Fifteen states require testing for five or fewer of the diseases, according to the U.S. National Newborn Screening and Genetics Resource Center. Nineteen states test for 25 diseases or more; the rest fall in the middle.

Some states already are heeding pressure to increase screening. Missouri is set to move from five diseases to 25 early next year. Last month, Ohio began requiring screening for 30 diseases, up from 13.

Next week's meeting could increase that pressure if government advisers urge setting the first national standard for which tests to require - and HHS ultimately follows the advice. Hospitals that don't follow national health standards could wind up in court.

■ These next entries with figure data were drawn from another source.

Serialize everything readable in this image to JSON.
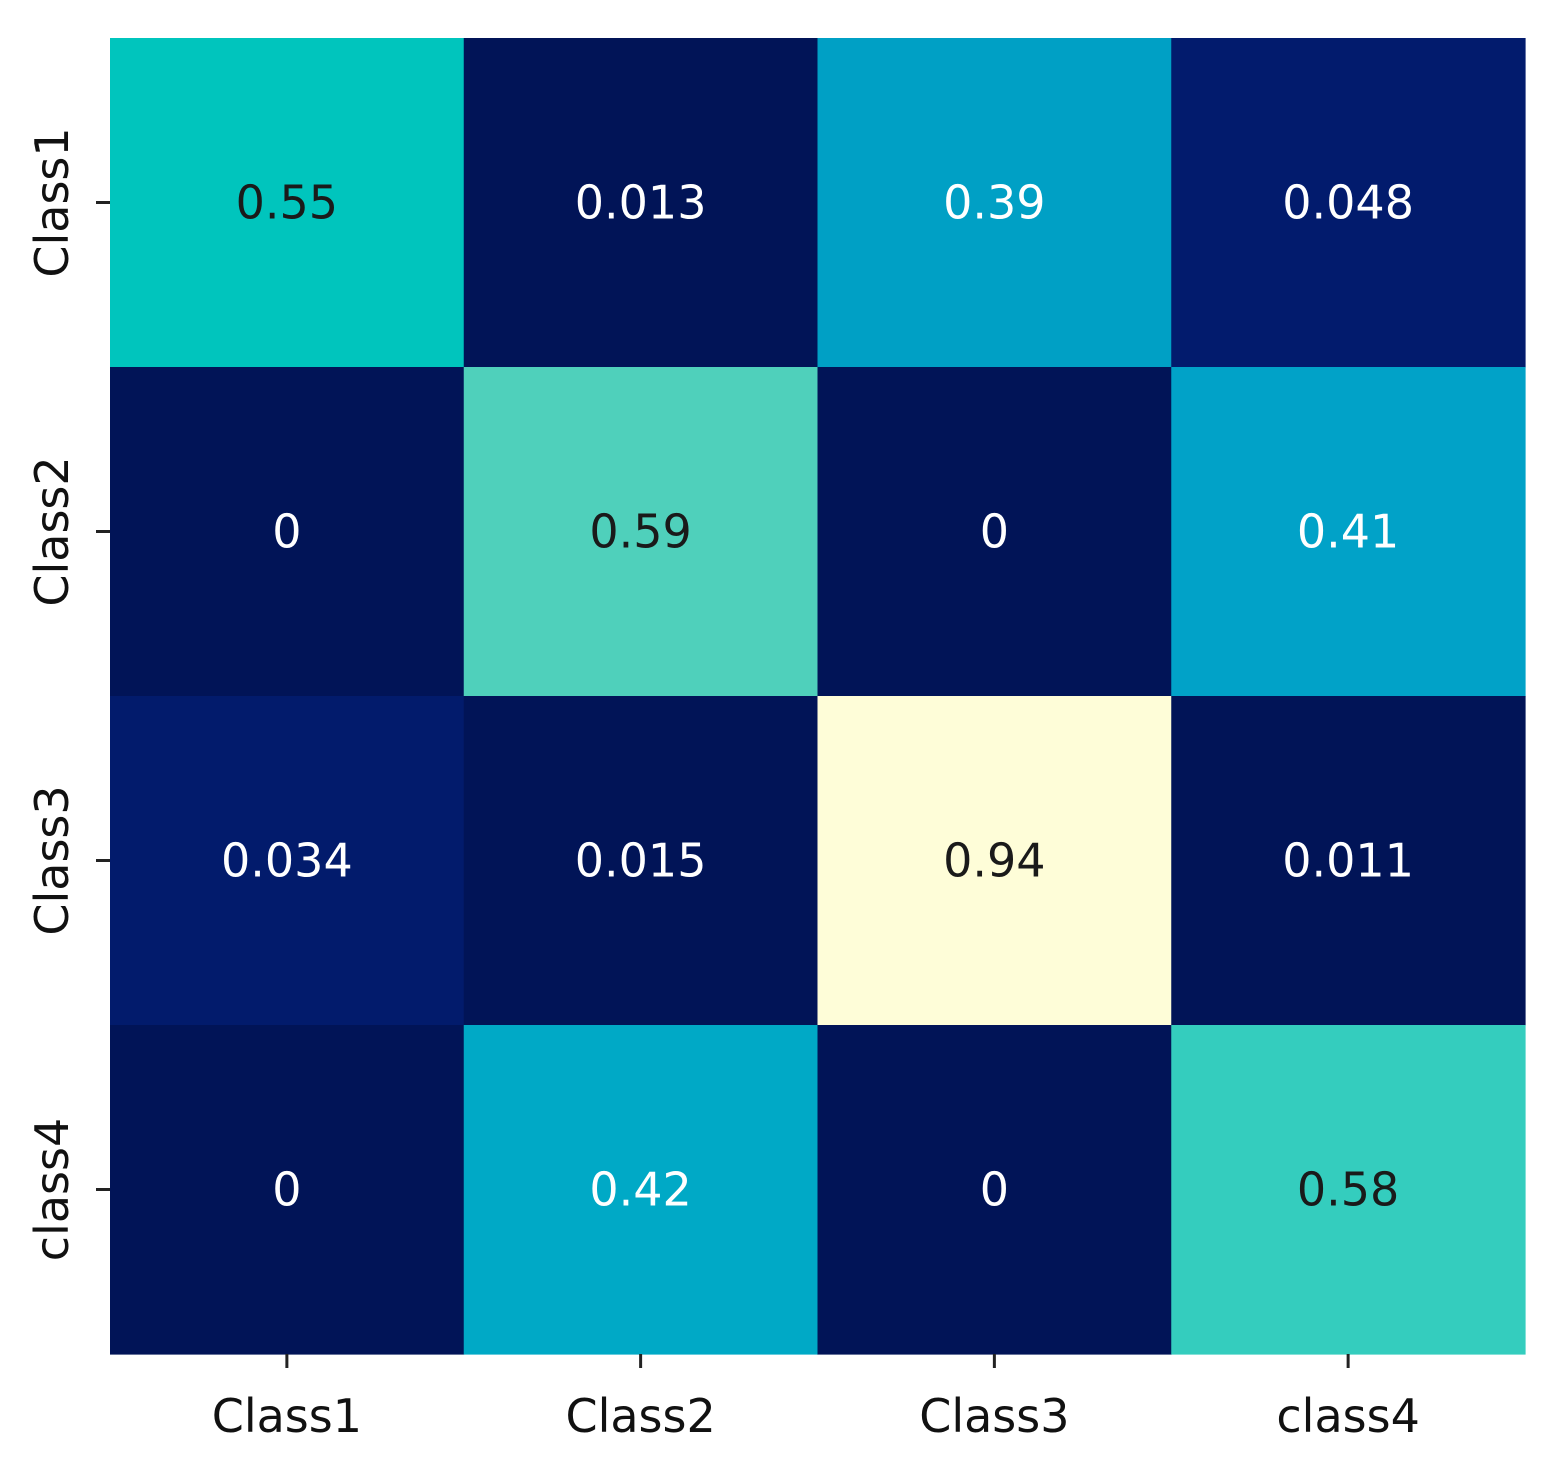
{
  "chart_data": {
    "type": "heatmap",
    "title": "",
    "xlabel": "",
    "ylabel": "",
    "x_categories": [
      "Class1",
      "Class2",
      "Class3",
      "class4"
    ],
    "y_categories": [
      "Class1",
      "Class2",
      "Class3",
      "class4"
    ],
    "values": [
      [
        0.55,
        0.013,
        0.39,
        0.048
      ],
      [
        0,
        0.59,
        0,
        0.41
      ],
      [
        0.034,
        0.015,
        0.94,
        0.011
      ],
      [
        0,
        0.42,
        0,
        0.58
      ]
    ],
    "value_labels": [
      [
        "0.55",
        "0.013",
        "0.39",
        "0.048"
      ],
      [
        "0",
        "0.59",
        "0",
        "0.41"
      ],
      [
        "0.034",
        "0.015",
        "0.94",
        "0.011"
      ],
      [
        "0",
        "0.42",
        "0",
        "0.58"
      ]
    ],
    "cell_colors": [
      [
        "#00c5bd",
        "#011457",
        "#00a0c5",
        "#021b6d"
      ],
      [
        "#011457",
        "#4fd0bb",
        "#011457",
        "#01a2c8"
      ],
      [
        "#021b6c",
        "#011457",
        "#fefdd8",
        "#011457"
      ],
      [
        "#011457",
        "#00a9c6",
        "#011457",
        "#34cdbe"
      ]
    ],
    "label_colors": [
      [
        "#1a1a1a",
        "#ffffff",
        "#ffffff",
        "#ffffff"
      ],
      [
        "#ffffff",
        "#1a1a1a",
        "#ffffff",
        "#ffffff"
      ],
      [
        "#ffffff",
        "#ffffff",
        "#1a1a1a",
        "#ffffff"
      ],
      [
        "#ffffff",
        "#ffffff",
        "#ffffff",
        "#1a1a1a"
      ]
    ],
    "colormap": "YlGnBu",
    "colorbar": false,
    "grid": false
  }
}
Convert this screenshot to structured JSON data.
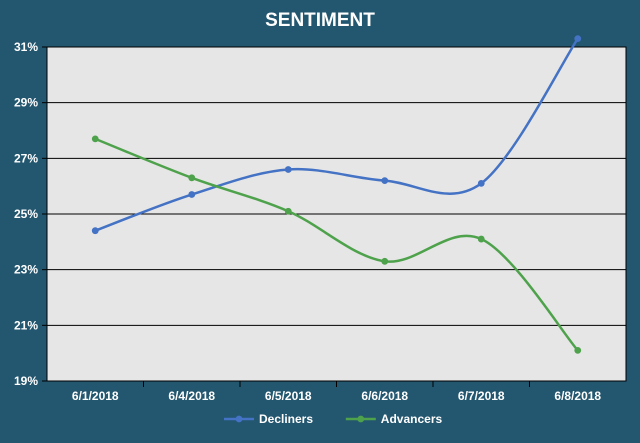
{
  "chart_data": {
    "type": "line",
    "title": "SENTIMENT",
    "categories": [
      "6/1/2018",
      "6/4/2018",
      "6/5/2018",
      "6/6/2018",
      "6/7/2018",
      "6/8/2018"
    ],
    "series": [
      {
        "name": "Decliners",
        "values": [
          24.4,
          25.7,
          26.6,
          26.2,
          26.1,
          31.3
        ],
        "color": "#4472c4"
      },
      {
        "name": "Advancers",
        "values": [
          27.7,
          26.3,
          25.1,
          23.3,
          24.1,
          20.1
        ],
        "color": "#4ea24b"
      }
    ],
    "ylim": [
      19,
      31
    ],
    "yticks": [
      19,
      21,
      23,
      25,
      27,
      29,
      31
    ],
    "ytick_labels": [
      "19%",
      "21%",
      "23%",
      "25%",
      "27%",
      "29%",
      "31%"
    ],
    "grid": true,
    "legend_position": "bottom",
    "smooth": true,
    "plot_background": "#e6e6e6",
    "frame_background": "#23566f"
  }
}
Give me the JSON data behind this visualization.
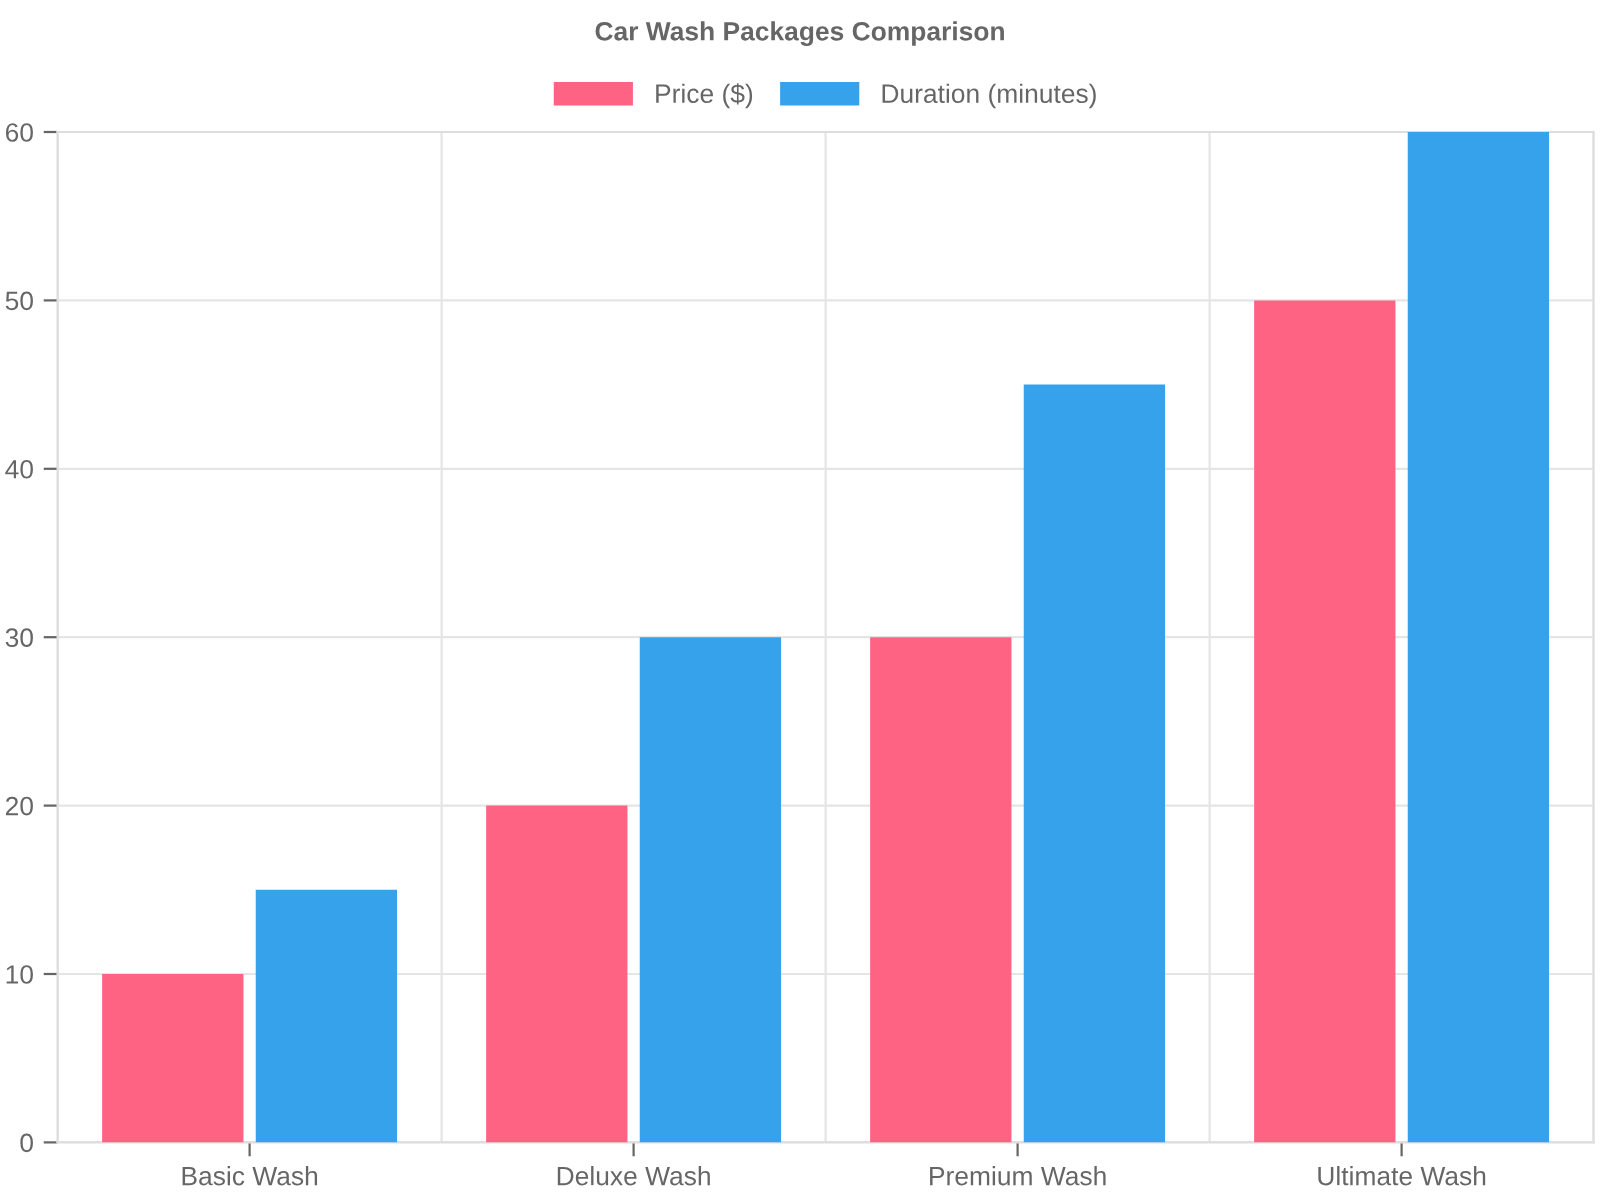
{
  "chart_data": {
    "type": "bar",
    "title": "Car Wash Packages Comparison",
    "categories": [
      "Basic Wash",
      "Deluxe Wash",
      "Premium Wash",
      "Ultimate Wash"
    ],
    "series": [
      {
        "name": "Price ($)",
        "color": "#ff6384",
        "values": [
          10,
          20,
          30,
          50
        ]
      },
      {
        "name": "Duration (minutes)",
        "color": "#36a2eb",
        "values": [
          15,
          30,
          45,
          60
        ]
      }
    ],
    "ylim": [
      0,
      60
    ],
    "yticks": [
      0,
      10,
      20,
      30,
      40,
      50,
      60
    ],
    "grid": true,
    "legend": "top"
  }
}
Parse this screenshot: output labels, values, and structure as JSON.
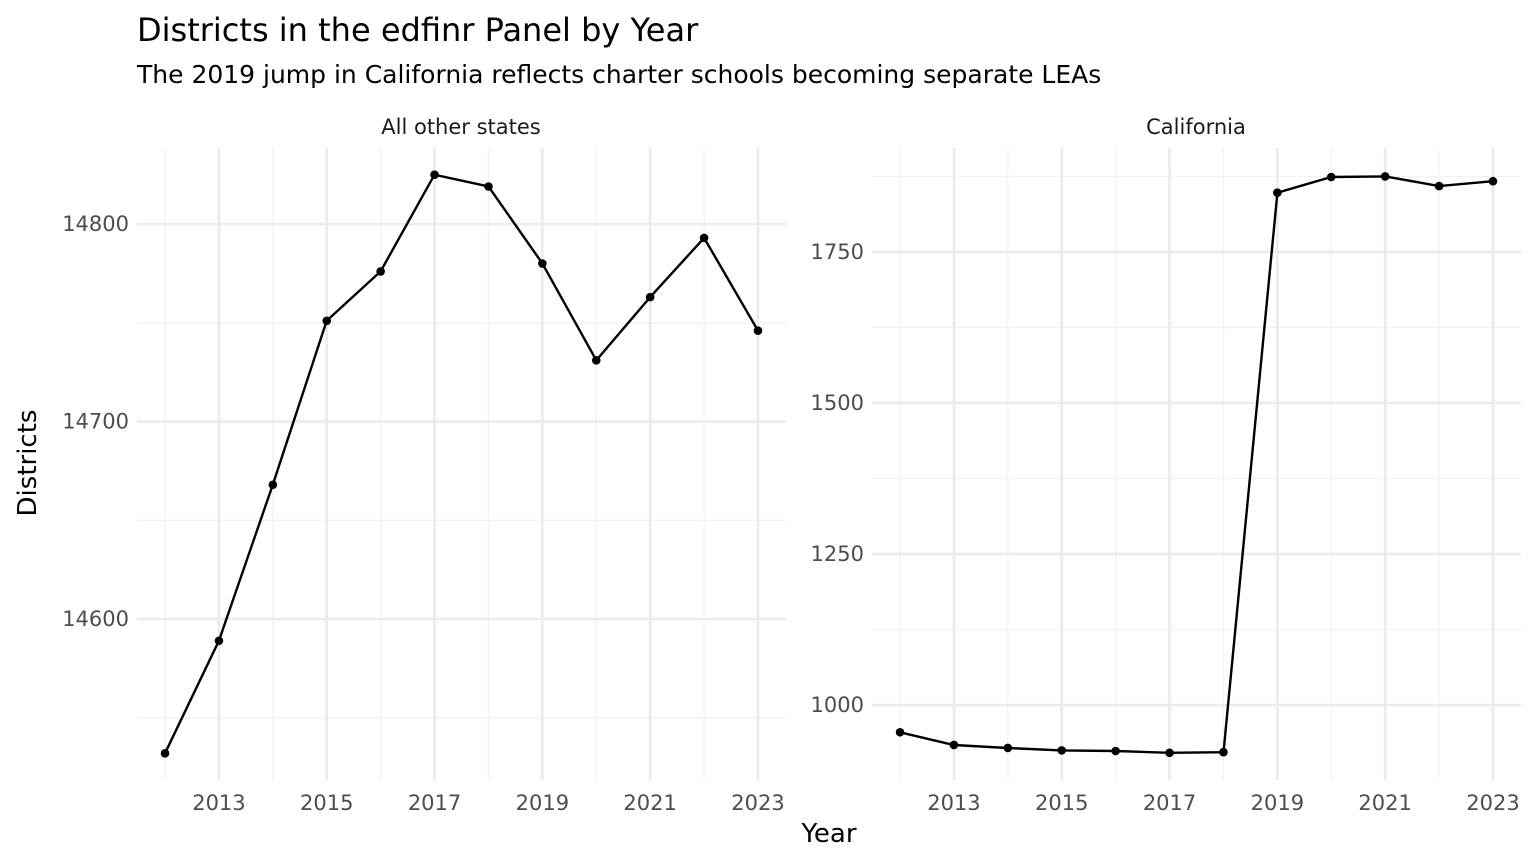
{
  "chart_data": {
    "type": "line",
    "title": "Districts in the edfinr Panel by Year",
    "subtitle": "The 2019 jump in California reflects charter schools becoming separate LEAs",
    "xlabel": "Year",
    "ylabel": "Districts",
    "grid": true,
    "legend": "none",
    "line_color": "#000000",
    "panels": [
      {
        "name": "All other states",
        "x": [
          2012,
          2013,
          2014,
          2015,
          2016,
          2017,
          2018,
          2019,
          2020,
          2021,
          2022,
          2023
        ],
        "values": [
          14532,
          14589,
          14668,
          14751,
          14776,
          14825,
          14819,
          14780,
          14731,
          14763,
          14793,
          14746
        ],
        "xlim": [
          2011.48,
          2023.52
        ],
        "ylim": [
          14518.5,
          14838.5
        ],
        "x_ticks": [
          2013,
          2015,
          2017,
          2019,
          2021,
          2023
        ],
        "y_ticks": [
          14600,
          14700,
          14800
        ]
      },
      {
        "name": "California",
        "x": [
          2012,
          2013,
          2014,
          2015,
          2016,
          2017,
          2018,
          2019,
          2020,
          2021,
          2022,
          2023
        ],
        "values": [
          955,
          934,
          929,
          925,
          924,
          921,
          922,
          1848,
          1874,
          1875,
          1859,
          1867
        ],
        "xlim": [
          2011.48,
          2023.52
        ],
        "ylim": [
          876,
          1922
        ],
        "x_ticks": [
          2013,
          2015,
          2017,
          2019,
          2021,
          2023
        ],
        "y_ticks": [
          1000,
          1250,
          1500,
          1750
        ]
      }
    ]
  }
}
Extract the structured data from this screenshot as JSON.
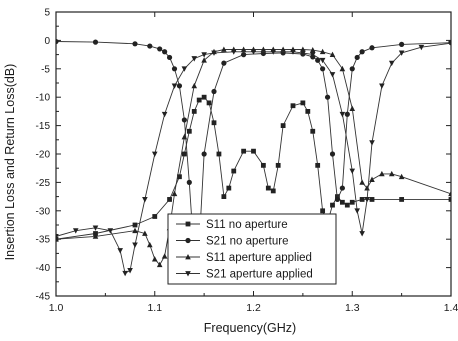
{
  "chart_data": {
    "type": "line",
    "title": "",
    "xlabel": "Frequency(GHz)",
    "ylabel": "Insertion Loss and Return Loss(dB)",
    "xlim": [
      1.0,
      1.4
    ],
    "ylim": [
      -45,
      5
    ],
    "xticks": [
      1.0,
      1.1,
      1.2,
      1.3,
      1.4
    ],
    "xtick_labels": [
      "1.0",
      "1.1",
      "1.2",
      "1.3",
      "1.4"
    ],
    "yticks": [
      5,
      0,
      -5,
      -10,
      -15,
      -20,
      -25,
      -30,
      -35,
      -40,
      -45
    ],
    "ytick_labels": [
      "5",
      "0",
      "-5",
      "-10",
      "-15",
      "-20",
      "-25",
      "-30",
      "-35",
      "-40",
      "-45"
    ],
    "grid": false,
    "legend_position": "bottom-center",
    "series": [
      {
        "name": "S11 no aperture",
        "marker": "square",
        "x": [
          1.0,
          1.04,
          1.08,
          1.1,
          1.115,
          1.125,
          1.13,
          1.135,
          1.14,
          1.145,
          1.15,
          1.155,
          1.16,
          1.165,
          1.17,
          1.175,
          1.18,
          1.19,
          1.2,
          1.21,
          1.215,
          1.22,
          1.225,
          1.23,
          1.24,
          1.25,
          1.255,
          1.26,
          1.265,
          1.27,
          1.275,
          1.28,
          1.285,
          1.29,
          1.295,
          1.3,
          1.31,
          1.32,
          1.35,
          1.4
        ],
        "y": [
          -35.0,
          -34.0,
          -32.5,
          -31.0,
          -28.0,
          -24.0,
          -20.0,
          -16.0,
          -12.5,
          -10.5,
          -10.0,
          -11.0,
          -14.5,
          -20.0,
          -27.5,
          -26.0,
          -23.0,
          -19.5,
          -19.5,
          -22.0,
          -26.0,
          -26.5,
          -22.0,
          -15.0,
          -11.5,
          -11.0,
          -12.5,
          -16.0,
          -22.0,
          -30.0,
          -32.0,
          -29.0,
          -27.5,
          -28.5,
          -29.0,
          -28.5,
          -28.0,
          -28.0,
          -28.0,
          -28.0
        ]
      },
      {
        "name": "S21 no aperture",
        "marker": "circle",
        "x": [
          1.0,
          1.04,
          1.08,
          1.095,
          1.105,
          1.11,
          1.115,
          1.12,
          1.125,
          1.13,
          1.135,
          1.14,
          1.145,
          1.15,
          1.16,
          1.17,
          1.19,
          1.21,
          1.23,
          1.25,
          1.26,
          1.265,
          1.27,
          1.275,
          1.28,
          1.285,
          1.29,
          1.295,
          1.3,
          1.305,
          1.31,
          1.32,
          1.35,
          1.4
        ],
        "y": [
          -0.2,
          -0.3,
          -0.6,
          -1.0,
          -1.5,
          -2.0,
          -3.0,
          -5.0,
          -8.0,
          -14.0,
          -25.0,
          -38.0,
          -36.0,
          -20.0,
          -9.0,
          -4.0,
          -2.5,
          -2.3,
          -2.2,
          -2.4,
          -2.9,
          -3.5,
          -5.0,
          -10.0,
          -20.0,
          -28.0,
          -26.0,
          -13.0,
          -5.0,
          -3.0,
          -2.0,
          -1.3,
          -0.7,
          -0.4
        ]
      },
      {
        "name": "S11 aperture applied",
        "marker": "triangle-up",
        "x": [
          1.0,
          1.04,
          1.08,
          1.09,
          1.095,
          1.1,
          1.105,
          1.11,
          1.115,
          1.12,
          1.13,
          1.14,
          1.15,
          1.16,
          1.17,
          1.18,
          1.19,
          1.2,
          1.21,
          1.22,
          1.23,
          1.24,
          1.25,
          1.26,
          1.27,
          1.28,
          1.29,
          1.3,
          1.31,
          1.315,
          1.32,
          1.33,
          1.34,
          1.35,
          1.4
        ],
        "y": [
          -35.0,
          -34.5,
          -33.5,
          -34.0,
          -36.0,
          -38.5,
          -39.5,
          -38.0,
          -33.0,
          -27.0,
          -17.0,
          -8.0,
          -3.5,
          -2.0,
          -1.6,
          -1.6,
          -1.6,
          -1.6,
          -1.6,
          -1.6,
          -1.6,
          -1.6,
          -1.6,
          -1.7,
          -2.0,
          -2.5,
          -5.0,
          -12.0,
          -25.0,
          -26.0,
          -24.5,
          -23.5,
          -23.5,
          -24.0,
          -27.0
        ]
      },
      {
        "name": "S21 aperture applied",
        "marker": "triangle-down",
        "x": [
          1.0,
          1.02,
          1.04,
          1.055,
          1.065,
          1.07,
          1.075,
          1.08,
          1.09,
          1.1,
          1.11,
          1.12,
          1.13,
          1.14,
          1.15,
          1.16,
          1.18,
          1.2,
          1.22,
          1.24,
          1.25,
          1.26,
          1.27,
          1.28,
          1.29,
          1.3,
          1.305,
          1.31,
          1.315,
          1.32,
          1.33,
          1.34,
          1.35,
          1.37,
          1.4
        ],
        "y": [
          -34.5,
          -33.5,
          -33.0,
          -33.5,
          -37.0,
          -41.0,
          -40.5,
          -36.0,
          -28.0,
          -20.0,
          -13.0,
          -8.0,
          -5.0,
          -3.2,
          -2.5,
          -2.2,
          -2.0,
          -2.0,
          -2.0,
          -2.0,
          -2.2,
          -2.5,
          -3.5,
          -6.0,
          -13.0,
          -23.0,
          -30.0,
          -34.0,
          -28.0,
          -18.0,
          -8.0,
          -4.0,
          -2.2,
          -1.2,
          -0.5
        ]
      }
    ]
  }
}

In addition, states often cite tight budgets for limiting testing. Per person, the tests cost roughly $50, covered by insurance. But first, the state must buy, or share with a neighboring state, a $400,000 machine to do the analysis.

Until the debate's settled, a national database - - lists what tests states now require. For supplemental screening, that Web site also lists private labs, such as Baylor Medical Center or Pediatrix Medical Group, that sell test kits for parents to bring to the hospital.